In a not entirely unexpected development, Castillo was a little shaky in the first inning. He gave up a single to Tony Kemp to start the game. After striking out Vimael Machin, Castillo issued his only walk of the game to Sean Murphy on five pitches. He came back to get Seth Brown to line out to right for the second out and seemed poised to work out of the inning unscathed. But Jordan Diaz connected on a 2-2 slider with an awkward swing that broke his bat and looped a single into right field that scored Kemp.

The one run allowed wasn’t due to lack of sleep.

“I actually slept pretty good,” Castillo said through interpreter Freddy Llanos. “I was able to celebrate as much as I could with the personnel here, but I knew I was pitching today, so I kind of left early to be able to get enough sleep and perform today.”

Castillo didn’t allow another baserunner for the rest of his outing, striking out Conner Capel to end the inning and then working 1-2-3 innings the rest of his outing.

In his previous two outings vs. Oakland, Castillo had struggled, taking the loss in both starts while giving up eight runs on 14 hits in 9⅔ innings combined.

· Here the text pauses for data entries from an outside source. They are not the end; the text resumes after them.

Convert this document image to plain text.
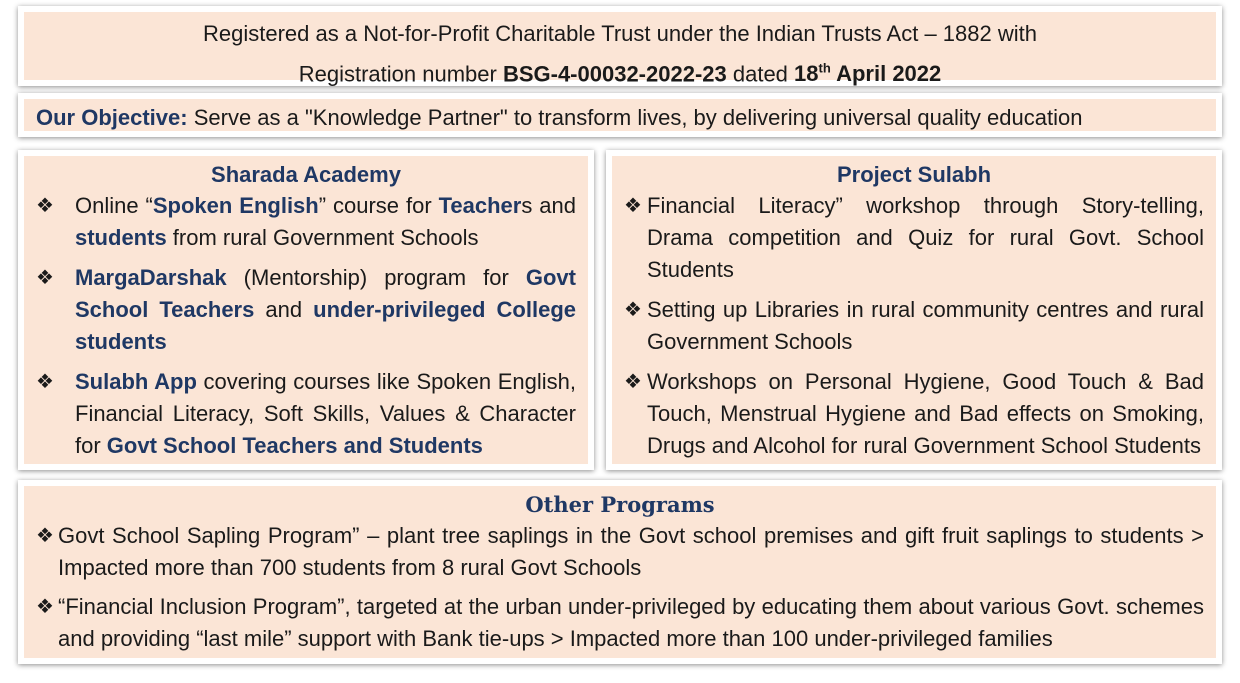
Registered as a Not-for-Profit Charitable Trust under the Indian Trusts Act – 1882 with
Registration number BSG-4-00032-2022-23 dated 18th April 2022
Our Objective: Serve as a "Knowledge Partner" to transform lives, by delivering universal quality education
Sharada Academy
❖ Online “Spoken English” course for Teachers and students from rural Government Schools
❖ MargaDarshak (Mentorship) program for Govt School Teachers and under-privileged College students
❖ Sulabh App covering courses like Spoken English, Financial Literacy, Soft Skills, Values & Character for Govt School Teachers and Students
Project Sulabh
❖ Financial Literacy” workshop through Story-telling, Drama competition and Quiz for rural Govt. School Students
❖ Setting up Libraries in rural community centres and rural Government Schools
❖ Workshops on Personal Hygiene, Good Touch & Bad Touch, Menstrual Hygiene and Bad effects on Smoking, Drugs and Alcohol for rural Government School Students
Other Programs
❖ Govt School Sapling Program” – plant tree saplings in the Govt school premises and gift fruit saplings to students > Impacted more than 700 students from 8 rural Govt Schools
❖ “Financial Inclusion Program”, targeted at the urban under-privileged by educating them about various Govt. schemes and providing “last mile” support with Bank tie-ups > Impacted more than 100 under-privileged families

“Great to see Luis Castillo get back into kind of rolling along,” Servais said. “I thought his stuff was again outstanding today. Really good slider and he threw a few more sliders than maybe what he has recently.”

Besides the crowd, the intense play of Dylan Moore let his teammates know it wasn’t a giveaway game. He doubled to start the bottom of the first, made a hustle tag up on a flyball to right field and scored on Carlos Santana’s single.

“He’s got it rolling and you need guys going like that at this time of the year,” Servais said. “He really did set the tone today.”

The Mariners tacked on two more runs in the when Sam Haggerty dumped a two-run single into right field for a 3-1 lead.

Seattle picked up two more runs in the eighth inning on a Haggerty sac fly and sun double from Luis Torrens.

Relievers Matthew Boyd, Diego Castillo and Matt Festa each worked scoreless frames, allowing only one baserunner.